Deterministic validation, not probabilistic hope. Every AI-generated artifact is parsed against a formal grammar. You know — not guess, know — whether the output is structurally valid before it reaches production.

Domain specificity without fine-tuning. You don't need to train a custom model. The grammar is the domain knowledge. Change the grammar, and the agent immediately adapts to new structures. No retraining. No six-figure ML infrastructure bills.

Developer experience that doesn't require a PhD. The VS Code extension means your team works with familiar tools. Autocompletion and error messages come from the language server, not the LLM — so they're reliable, instant, and deterministic.

Composable intelligence. Because the grammar, parser, and AI layer are separate concerns, you can swap any of them independently. Upgrade the LLM? The grammar still validates. Change the domain? The AI pipeline still works. This is engineering, not a science experiment.

The Honest Part

I'll be direct about what's hard.

Grammar design is a skill. It's not something you pick up in a weekend. I've been working with formal languages since my LISP days — building an expert system for legal norm analysis using deontic logic — and Langium still demands careful thought about ambiguity, precedence, and cross-references.

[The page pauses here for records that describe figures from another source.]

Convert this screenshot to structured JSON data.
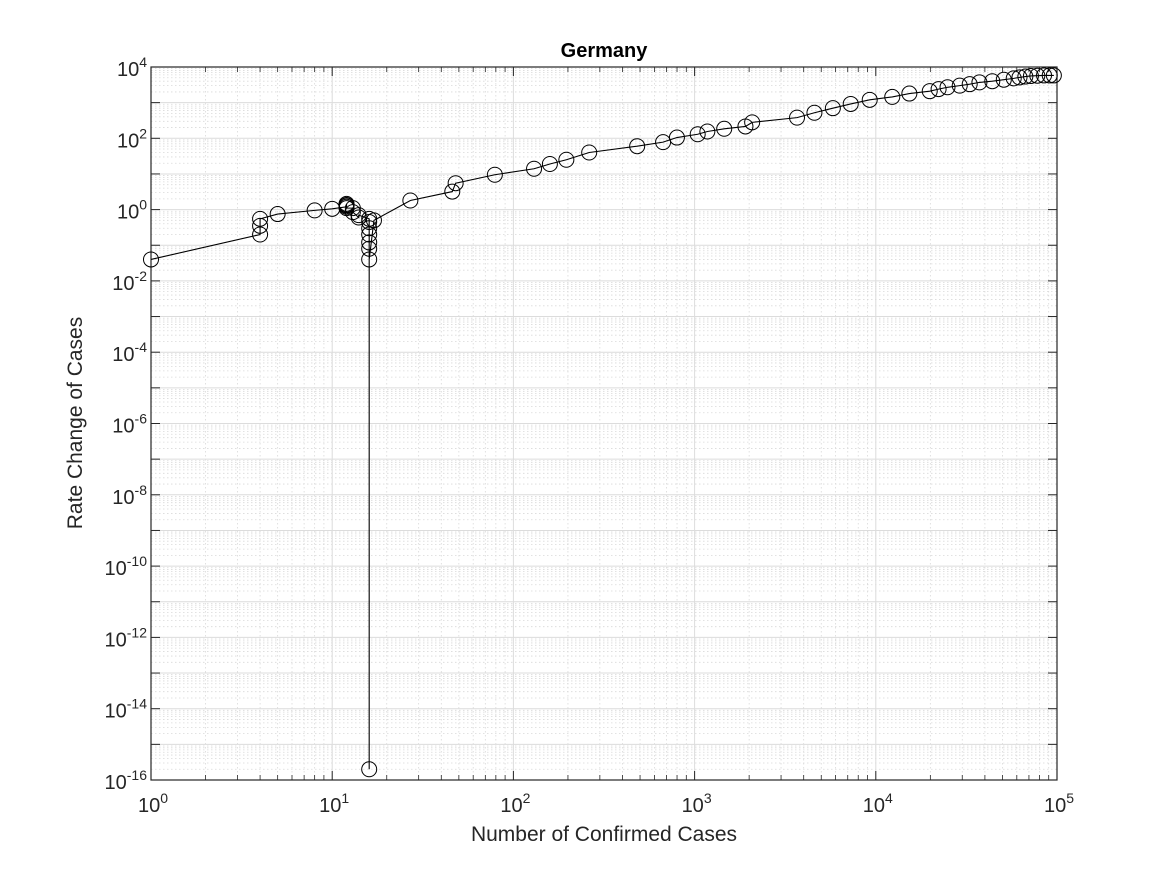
{
  "chart_data": {
    "type": "line",
    "title": "Germany",
    "xlabel": "Number of Confirmed Cases",
    "ylabel": "Rate Change of Cases",
    "xscale": "log",
    "yscale": "log",
    "xlim": [
      1,
      100000
    ],
    "ylim": [
      1e-16,
      10000
    ],
    "grid": true,
    "minor_grid": true,
    "marker": "open-circle",
    "line_color": "#000000",
    "x_ticks": [
      {
        "base": "10",
        "exp": "0"
      },
      {
        "base": "10",
        "exp": "1"
      },
      {
        "base": "10",
        "exp": "2"
      },
      {
        "base": "10",
        "exp": "3"
      },
      {
        "base": "10",
        "exp": "4"
      },
      {
        "base": "10",
        "exp": "5"
      }
    ],
    "y_ticks": [
      {
        "base": "10",
        "exp": "4"
      },
      {
        "base": "10",
        "exp": "2"
      },
      {
        "base": "10",
        "exp": "0"
      },
      {
        "base": "10",
        "exp": "-2"
      },
      {
        "base": "10",
        "exp": "-4"
      },
      {
        "base": "10",
        "exp": "-6"
      },
      {
        "base": "10",
        "exp": "-8"
      },
      {
        "base": "10",
        "exp": "-10"
      },
      {
        "base": "10",
        "exp": "-12"
      },
      {
        "base": "10",
        "exp": "-14"
      },
      {
        "base": "10",
        "exp": "-16"
      }
    ],
    "x": [
      1,
      4,
      4,
      4,
      5,
      8,
      10,
      12,
      12,
      12,
      12,
      12,
      13,
      13,
      14,
      14,
      16,
      16,
      16,
      16,
      16,
      16,
      16,
      16,
      17,
      27,
      46,
      48,
      79,
      130,
      159,
      196,
      262,
      482,
      670,
      799,
      1040,
      1176,
      1457,
      1908,
      2078,
      3675,
      4585,
      5795,
      7272,
      9257,
      12327,
      15320,
      19848,
      22213,
      24873,
      29056,
      32986,
      37323,
      43938,
      50871,
      57695,
      62095,
      66885,
      71808,
      77872,
      84794,
      91159,
      96092
    ],
    "y": [
      0.04,
      0.2,
      0.35,
      0.55,
      0.75,
      0.95,
      1.05,
      1.2,
      1.35,
      1.45,
      1.3,
      1.1,
      1.1,
      0.85,
      0.6,
      0.7,
      0.55,
      0.45,
      0.3,
      0.2,
      0.12,
      0.08,
      2e-16,
      0.04,
      0.5,
      1.8,
      3.2,
      5.5,
      9.5,
      14,
      19,
      25,
      40,
      60,
      78,
      105,
      130,
      155,
      185,
      215,
      280,
      380,
      520,
      700,
      920,
      1200,
      1450,
      1800,
      2100,
      2400,
      2700,
      3000,
      3300,
      3700,
      4000,
      4400,
      4800,
      5100,
      5400,
      5600,
      5700,
      5800,
      5800,
      5800
    ]
  }
}
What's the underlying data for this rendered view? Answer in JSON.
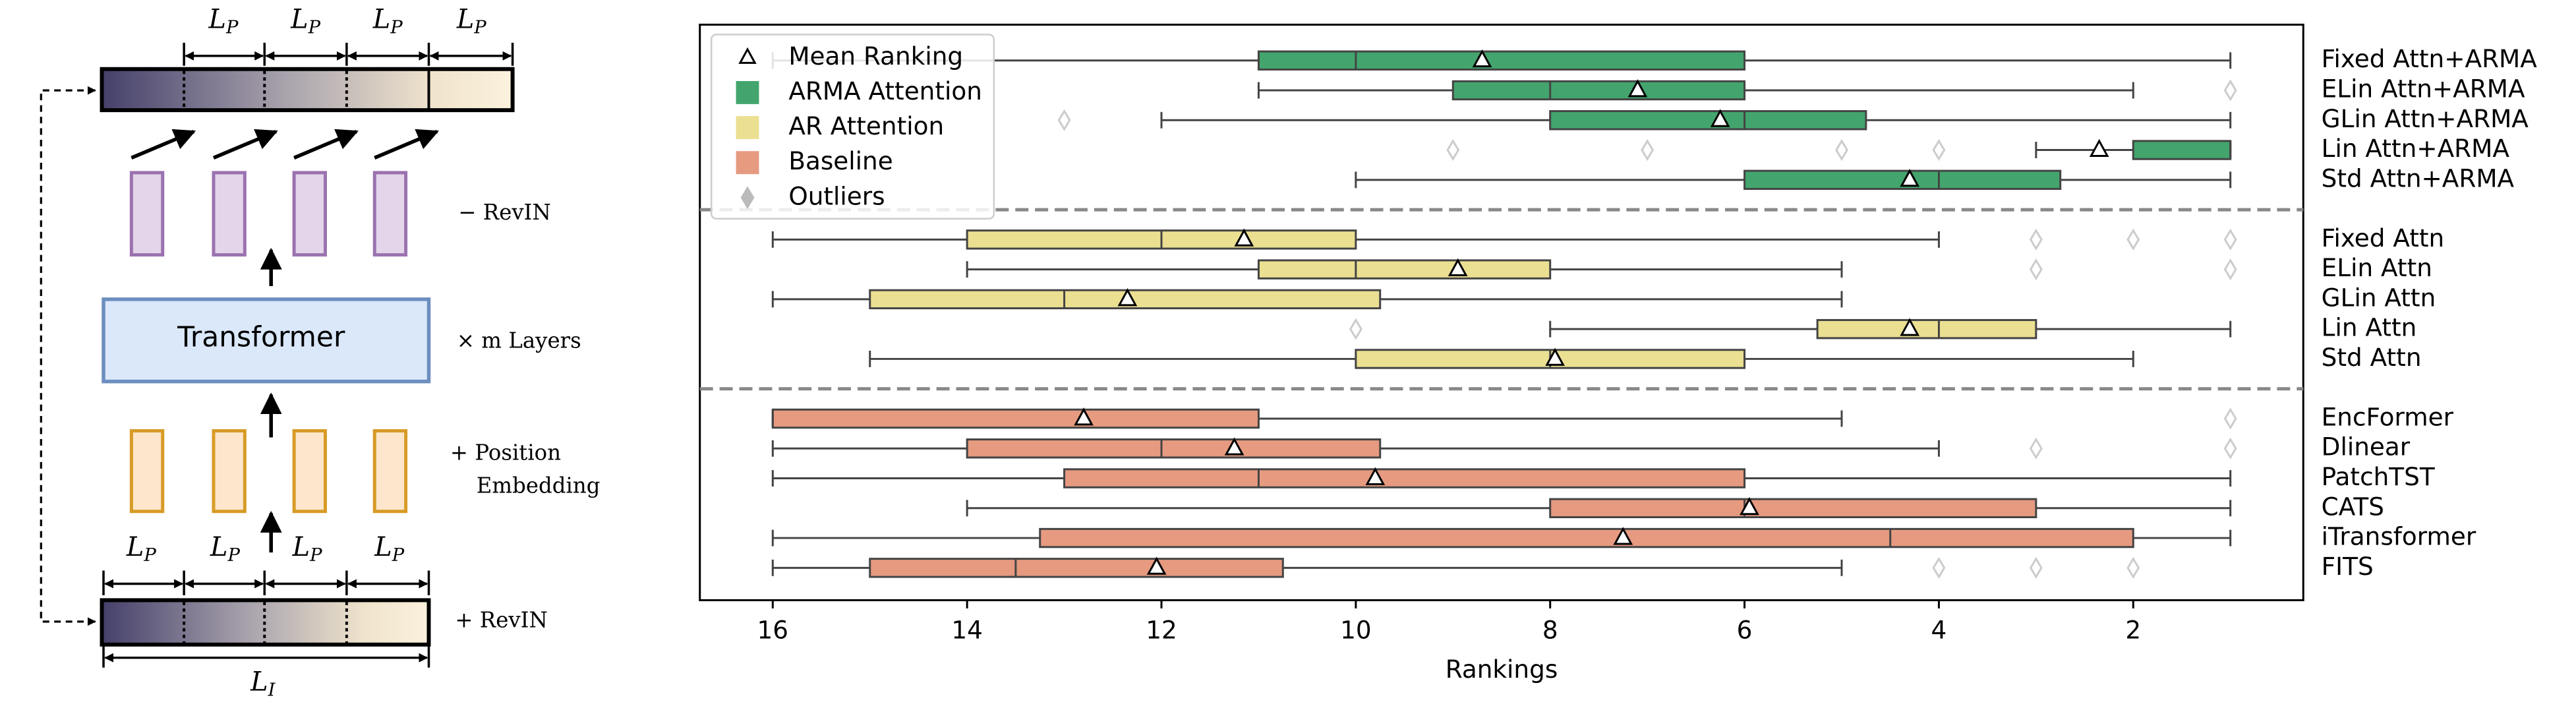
{
  "diagram": {
    "top_segments": [
      {
        "symbol": "L",
        "subscript": "P"
      },
      {
        "symbol": "L",
        "subscript": "P"
      },
      {
        "symbol": "L",
        "subscript": "P"
      },
      {
        "symbol": "L",
        "subscript": "P"
      }
    ],
    "bottom_segments": [
      {
        "symbol": "L",
        "subscript": "P"
      },
      {
        "symbol": "L",
        "subscript": "P"
      },
      {
        "symbol": "L",
        "subscript": "P"
      },
      {
        "symbol": "L",
        "subscript": "P"
      }
    ],
    "input_length": {
      "symbol": "L",
      "subscript": "I"
    },
    "minus_revin": "− RevIN",
    "transformer": "Transformer",
    "layers": "× m Layers",
    "position_embedding": [
      "+ Position",
      "Embedding"
    ],
    "plus_revin": "+ RevIN"
  },
  "chart_data": {
    "type": "box",
    "xlabel": "Rankings",
    "xlim": [
      16.75,
      0.25
    ],
    "xticks": [
      16,
      14,
      12,
      10,
      8,
      6,
      4,
      2
    ],
    "mean_label": "Mean Ranking",
    "outlier_label": "Outliers",
    "legend": "upper left",
    "groups": [
      {
        "name": "ARMA Attention",
        "color": "#43a56d",
        "boxes": [
          {
            "label": "Fixed Attn+ARMA",
            "whisker_low": 1,
            "box_low": 6,
            "median": 10,
            "box_high": 11,
            "whisker_high": 16,
            "mean": 8.7,
            "outliers": []
          },
          {
            "label": "ELin Attn+ARMA",
            "whisker_low": 2,
            "box_low": 6,
            "median": 8,
            "box_high": 9,
            "whisker_high": 11,
            "mean": 7.1,
            "outliers": [
              1
            ]
          },
          {
            "label": "GLin Attn+ARMA",
            "whisker_low": 1,
            "box_low": 4.75,
            "median": 6,
            "box_high": 8,
            "whisker_high": 12,
            "mean": 6.25,
            "outliers": [
              13
            ]
          },
          {
            "label": "Lin Attn+ARMA",
            "whisker_low": 1,
            "box_low": 1,
            "median": 1,
            "box_high": 2,
            "whisker_high": 3,
            "mean": 2.35,
            "outliers": [
              9,
              7,
              5,
              4
            ]
          },
          {
            "label": "Std Attn+ARMA",
            "whisker_low": 1,
            "box_low": 2.75,
            "median": 4,
            "box_high": 6,
            "whisker_high": 10,
            "mean": 4.3,
            "outliers": []
          }
        ]
      },
      {
        "name": "AR Attention",
        "color": "#ebdf92",
        "boxes": [
          {
            "label": "Fixed Attn",
            "whisker_low": 4,
            "box_low": 10,
            "median": 12,
            "box_high": 14,
            "whisker_high": 16,
            "mean": 11.15,
            "outliers": [
              3,
              2,
              1
            ]
          },
          {
            "label": "ELin Attn",
            "whisker_low": 5,
            "box_low": 8,
            "median": 10,
            "box_high": 11,
            "whisker_high": 14,
            "mean": 8.95,
            "outliers": [
              3,
              1
            ]
          },
          {
            "label": "GLin Attn",
            "whisker_low": 5,
            "box_low": 9.75,
            "median": 13,
            "box_high": 15,
            "whisker_high": 16,
            "mean": 12.35,
            "outliers": []
          },
          {
            "label": "Lin Attn",
            "whisker_low": 1,
            "box_low": 3,
            "median": 4,
            "box_high": 5.25,
            "whisker_high": 8,
            "mean": 4.3,
            "outliers": [
              10
            ]
          },
          {
            "label": "Std Attn",
            "whisker_low": 2,
            "box_low": 6,
            "median": 8,
            "box_high": 10,
            "whisker_high": 15,
            "mean": 7.95,
            "outliers": []
          }
        ]
      },
      {
        "name": "Baseline",
        "color": "#e69a80",
        "boxes": [
          {
            "label": "EncFormer",
            "whisker_low": 5,
            "box_low": 11,
            "median": 16,
            "box_high": 16,
            "whisker_high": 16,
            "mean": 12.8,
            "outliers": [
              1
            ]
          },
          {
            "label": "Dlinear",
            "whisker_low": 4,
            "box_low": 9.75,
            "median": 12,
            "box_high": 14,
            "whisker_high": 16,
            "mean": 11.25,
            "outliers": [
              3,
              1
            ]
          },
          {
            "label": "PatchTST",
            "whisker_low": 1,
            "box_low": 6,
            "median": 11,
            "box_high": 13,
            "whisker_high": 16,
            "mean": 9.8,
            "outliers": []
          },
          {
            "label": "CATS",
            "whisker_low": 1,
            "box_low": 3,
            "median": 6,
            "box_high": 8,
            "whisker_high": 14,
            "mean": 5.95,
            "outliers": []
          },
          {
            "label": "iTransformer",
            "whisker_low": 1,
            "box_low": 2,
            "median": 4.5,
            "box_high": 13.25,
            "whisker_high": 16,
            "mean": 7.25,
            "outliers": []
          },
          {
            "label": "FITS",
            "whisker_low": 5,
            "box_low": 10.75,
            "median": 13.5,
            "box_high": 15,
            "whisker_high": 16,
            "mean": 12.05,
            "outliers": [
              4,
              3,
              2
            ]
          }
        ]
      }
    ]
  }
}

The self-correction loop needs guardrails. You can't let the agent retry indefinitely. I cap retries and fall back to human review when the model can't produce valid output after a few attempts. In practice, with a well-designed grammar and good prompt engineering, the first-attempt success rate is high — but "high" isn't "always."

TypeScript isn't the fashionable choice for AI work. The Python ecosystem has more ML libraries, more tutorials, more Stack Overflow answers. But TypeScript gives you something Python doesn't: a type system that actually works at scale, seamless full-stack development from the language server to the VS Code extension to the web frontend, and an ecosystem (Node.js, Langium, GLSP) purpose-built for the kind of tooling infrastructure that makes AI agents useful rather than just impressive.

Where This Is Going

The pattern I've described — grammar-validated AI generation with language server infrastructure — isn't just a cool demo. It's the foundation for what I'm calling Semantic AI Agents: AI systems that don't just generate text, but reason about structured domains with the same rigor as a compiler.

Imagine applying this to compliance rules. To API contracts. To infrastructure-as-code. To any domain where "close enough" isn't good enough and the cost of structural errors is measured in real money or real risk.

That's the work I'm doing now. Designing the strategy and writing the code. Because in 2026, you shouldn't have to choose.